So I originally architected Concrete CMS in a nice little bar in SE Portland to deal with an adCouncil gig we had with too many stakeholders and not enough time. That was many years ago, and since the early days my dear friend and comrade Andrew Embler has taken the loose direction outlined in my sketchbook of "blocks and collections" and made it work on fixed budgets for demanding clients. Concrete has had some really compelling concepts since those early days, but like any box of tools you use hard – there's some idiosyncrasies that drive you up the wall. Being the guy finally responsible for training clients, and getting content into working sites that make sense – I've been looking forward to getting my hands on the complete re-haul concrete5 for some time. I've peered over shoulders a lot, but today was the first time I got to play with it on a site I need to deal with.

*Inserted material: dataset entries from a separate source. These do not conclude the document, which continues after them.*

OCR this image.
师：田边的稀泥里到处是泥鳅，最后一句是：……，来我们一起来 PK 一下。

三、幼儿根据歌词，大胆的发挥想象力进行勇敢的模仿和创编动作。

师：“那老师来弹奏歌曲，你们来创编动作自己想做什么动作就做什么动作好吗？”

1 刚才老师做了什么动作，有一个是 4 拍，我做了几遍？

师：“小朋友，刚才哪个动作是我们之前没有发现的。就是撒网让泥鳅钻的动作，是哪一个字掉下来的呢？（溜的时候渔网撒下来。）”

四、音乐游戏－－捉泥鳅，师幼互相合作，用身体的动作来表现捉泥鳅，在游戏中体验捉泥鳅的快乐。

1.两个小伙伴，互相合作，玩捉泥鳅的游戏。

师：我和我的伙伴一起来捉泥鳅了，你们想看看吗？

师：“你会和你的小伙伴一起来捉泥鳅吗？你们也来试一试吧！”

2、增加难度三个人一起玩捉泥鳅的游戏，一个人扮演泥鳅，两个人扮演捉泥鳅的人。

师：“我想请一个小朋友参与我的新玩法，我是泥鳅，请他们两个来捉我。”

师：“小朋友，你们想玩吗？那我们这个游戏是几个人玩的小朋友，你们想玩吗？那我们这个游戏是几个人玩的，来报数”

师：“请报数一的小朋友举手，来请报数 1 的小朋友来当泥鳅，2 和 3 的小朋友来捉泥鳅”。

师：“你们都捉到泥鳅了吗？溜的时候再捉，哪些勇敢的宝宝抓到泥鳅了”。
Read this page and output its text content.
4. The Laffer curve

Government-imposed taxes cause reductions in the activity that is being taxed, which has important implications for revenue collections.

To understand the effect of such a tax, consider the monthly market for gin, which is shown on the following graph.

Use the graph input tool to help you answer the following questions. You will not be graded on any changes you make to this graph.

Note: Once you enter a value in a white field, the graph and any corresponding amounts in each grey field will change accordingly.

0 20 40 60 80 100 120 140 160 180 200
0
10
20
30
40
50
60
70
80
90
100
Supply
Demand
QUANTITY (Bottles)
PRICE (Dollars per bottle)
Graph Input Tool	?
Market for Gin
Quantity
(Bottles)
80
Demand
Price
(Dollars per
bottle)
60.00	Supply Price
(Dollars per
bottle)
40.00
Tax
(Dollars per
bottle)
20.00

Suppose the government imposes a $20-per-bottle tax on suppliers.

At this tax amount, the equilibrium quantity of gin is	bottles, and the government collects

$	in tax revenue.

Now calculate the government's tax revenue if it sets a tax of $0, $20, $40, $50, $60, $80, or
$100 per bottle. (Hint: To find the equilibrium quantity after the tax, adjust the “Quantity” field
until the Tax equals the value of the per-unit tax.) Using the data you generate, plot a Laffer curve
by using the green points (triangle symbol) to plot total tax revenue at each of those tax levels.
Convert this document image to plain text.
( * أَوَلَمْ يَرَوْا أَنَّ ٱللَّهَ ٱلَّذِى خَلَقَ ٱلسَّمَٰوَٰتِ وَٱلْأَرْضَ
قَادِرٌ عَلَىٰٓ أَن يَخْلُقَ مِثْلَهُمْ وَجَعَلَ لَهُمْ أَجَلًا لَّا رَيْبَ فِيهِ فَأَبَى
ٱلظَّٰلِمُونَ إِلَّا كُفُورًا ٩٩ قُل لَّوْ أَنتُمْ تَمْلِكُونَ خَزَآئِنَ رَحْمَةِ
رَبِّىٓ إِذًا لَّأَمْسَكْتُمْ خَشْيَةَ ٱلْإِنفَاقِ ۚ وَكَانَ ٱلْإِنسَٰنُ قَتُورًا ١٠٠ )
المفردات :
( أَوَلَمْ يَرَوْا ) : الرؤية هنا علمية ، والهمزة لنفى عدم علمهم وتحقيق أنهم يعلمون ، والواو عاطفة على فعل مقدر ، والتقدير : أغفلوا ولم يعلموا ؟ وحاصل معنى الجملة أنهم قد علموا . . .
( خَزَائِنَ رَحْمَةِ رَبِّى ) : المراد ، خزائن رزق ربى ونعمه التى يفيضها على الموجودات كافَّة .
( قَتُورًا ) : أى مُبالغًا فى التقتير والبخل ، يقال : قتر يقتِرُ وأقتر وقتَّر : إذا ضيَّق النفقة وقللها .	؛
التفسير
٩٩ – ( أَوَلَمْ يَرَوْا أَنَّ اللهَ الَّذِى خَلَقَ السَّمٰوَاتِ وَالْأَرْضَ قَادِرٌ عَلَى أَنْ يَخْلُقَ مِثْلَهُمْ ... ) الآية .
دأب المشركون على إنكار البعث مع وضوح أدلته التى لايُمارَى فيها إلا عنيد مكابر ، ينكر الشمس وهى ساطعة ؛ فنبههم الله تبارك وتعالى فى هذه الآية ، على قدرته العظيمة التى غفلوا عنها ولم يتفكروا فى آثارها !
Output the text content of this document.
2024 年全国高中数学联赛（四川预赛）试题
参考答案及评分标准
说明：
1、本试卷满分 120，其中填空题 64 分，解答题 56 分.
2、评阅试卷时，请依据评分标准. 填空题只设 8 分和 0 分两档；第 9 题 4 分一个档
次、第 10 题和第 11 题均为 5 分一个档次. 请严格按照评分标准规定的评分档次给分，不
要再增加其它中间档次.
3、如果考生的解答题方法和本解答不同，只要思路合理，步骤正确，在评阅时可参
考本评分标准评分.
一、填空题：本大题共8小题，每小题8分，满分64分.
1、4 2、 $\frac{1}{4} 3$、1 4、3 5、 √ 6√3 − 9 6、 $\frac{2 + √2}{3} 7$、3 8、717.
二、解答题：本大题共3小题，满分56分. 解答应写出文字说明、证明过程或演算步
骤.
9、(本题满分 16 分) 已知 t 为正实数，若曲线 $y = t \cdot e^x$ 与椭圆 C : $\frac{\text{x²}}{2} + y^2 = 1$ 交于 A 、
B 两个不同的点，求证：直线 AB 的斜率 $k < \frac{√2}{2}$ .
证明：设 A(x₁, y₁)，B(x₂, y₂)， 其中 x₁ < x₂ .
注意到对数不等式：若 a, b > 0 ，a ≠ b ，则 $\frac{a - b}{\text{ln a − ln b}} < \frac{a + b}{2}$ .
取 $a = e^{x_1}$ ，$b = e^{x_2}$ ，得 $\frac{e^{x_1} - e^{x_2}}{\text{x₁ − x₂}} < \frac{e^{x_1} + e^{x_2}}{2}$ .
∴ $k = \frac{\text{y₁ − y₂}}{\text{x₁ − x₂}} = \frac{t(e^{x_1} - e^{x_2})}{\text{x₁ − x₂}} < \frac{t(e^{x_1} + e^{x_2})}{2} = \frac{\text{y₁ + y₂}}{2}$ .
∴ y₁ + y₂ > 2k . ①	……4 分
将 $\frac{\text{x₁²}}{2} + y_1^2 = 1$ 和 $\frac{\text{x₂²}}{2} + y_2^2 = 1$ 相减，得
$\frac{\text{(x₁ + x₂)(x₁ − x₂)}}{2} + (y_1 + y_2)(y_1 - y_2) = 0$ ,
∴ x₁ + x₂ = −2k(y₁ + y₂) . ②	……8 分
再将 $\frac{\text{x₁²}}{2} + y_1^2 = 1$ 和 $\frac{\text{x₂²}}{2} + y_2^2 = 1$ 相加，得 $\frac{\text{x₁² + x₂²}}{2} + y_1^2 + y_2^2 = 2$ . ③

Today I took the 5.0.0.0.a1 release on sourceforge and installed it where concrete5.org is going to live and started building out the site. All I can say is: "oh yes." Of course, I'm already filling up notepads with new to-do's, but the UI and experience is simply a joy. The in-context editing that has always defined the ease of use in concrete is finally as seamless as it was dreamed to be. No popups, all overlays, just like you're opening up the static page you've viewing and changing what's on it as if it were a piece of paper.
The biggest challenge in front of us right now, I think, is what the default skin looks like. Right now its just our old corporate site. We can go vanilla, we can come up with a dozen simple templates like Wordpress.. So much of adoption is how powerful and on target it feels at a glance, we gotta make sure everyone "gets it" within minutes or seconds of installing it.